Design for action, not just answers
Agentic products need more than a chat box. They need task models, action boundaries, decision states, and visible transitions between “thinking,” “waiting,” “acting,” and “done.”
Make autonomy visible
Users should not have to guess whether the system is suggesting, drafting, or executing. Autonomy should be explicit, legible, and adjustable where appropriate.
Keep humans meaningfully in control
Human oversight only works when people can step in with enough context to judge the action well. Approvals, overrides, and escalations should feel like part of the product — not an emergency workaround.
Design state, not just screens
Agentic products unfold across time. The UX has to make state visible: what is in progress, what is blocked, what is waiting for approval, and what has completed.
Show receipts, logs, and progress
Trust improves when users can inspect work. Action receipts, work reports, and activity histories help people understand outcomes instead of just receiving them.
Build for recovery, not just success
Agents will get things wrong. Good UX makes pause, edit, undo, rollback, and handoff feel normal — not hidden behind advanced settings.
Seven patterns that make agentic UX usable
These patterns are the control surfaces of agentic products. They make autonomy visible, oversight practical, and recovery possible.
Pattern 1
Activity feed
What it is
A running timeline of what the agent is doing, has done, and is waiting on.
When to use it
Use this when agent work spans multiple steps, tools, or sessions, and users need an at-a-glance sense of motion and status.
What users need to see
Current status · Recent actions · Triggered tools or systems · Time markers · What is waiting or blocked
Common design failure
Showing only the final outcome and hiding the journey that got there.
Maturity model
Three stages of agentic UX maturity
Most teams do not jump straight into full agentic products. They move through stages, and the UX has to evolve with them.
Stage 1
Assisted
What the product does
AI helps generate, summarise, draft, recommend, or prepare work for the user.
How much autonomy the AI has
Low. The user remains the primary operator.
What UX changes
Focus on suggestion quality, speed, transparency, and quick editing.
What control is needed
Clear provenance, lightweight explanations, and low-risk defaults.
Stage 2
Supervised
What the product does
AI starts completing bounded tasks and asking for approval at important moments.
How much autonomy the AI has
Moderate. It can do meaningful work, but under defined conditions.
What UX changes
The interface must show plan, status, checkpoints, and exceptions.
What control is needed
Review flows, activity visibility, logs, and escalation paths.
Stage 3
Agentic
What the product does
AI coordinates multi-step work across systems, acts asynchronously, and handles more of the workflow end-to-end.
How much autonomy the AI has
High, but still bounded.
What UX changes
The product becomes a system of orchestration, supervision, recovery, and trust calibration.
What control is needed
Autonomy settings, receipts, auditability, safe modes, rollback, and clear accountability.
The real shift in agentic UX is not that AI can do more.
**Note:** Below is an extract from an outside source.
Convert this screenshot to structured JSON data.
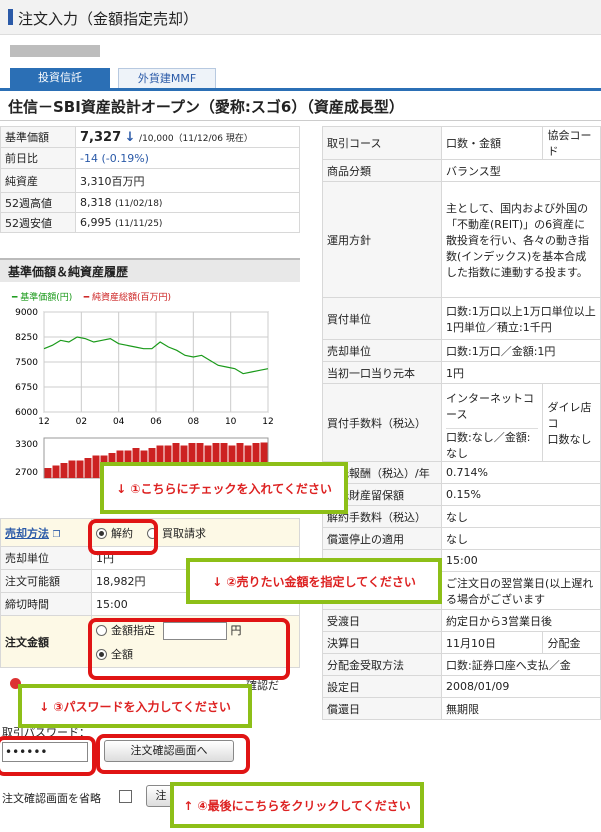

It is that product teams now have to design for delegated action, visible judgment, and recoverable trust.
Practical takeaways
If you’re building AI products now, start here
Before chasing more autonomy, get the basics of agentic UX right.
- Map exactly where the agent can act, and where it must stop.
- Make the system’s current state visible at all times.
- Add review checkpoints for actions that carry real consequence.
- Show receipts, logs, and progress, not just outcomes.
- Give users ways to pause, edit, override, and recover.
- Treat trust as something the product earns through visibility and control.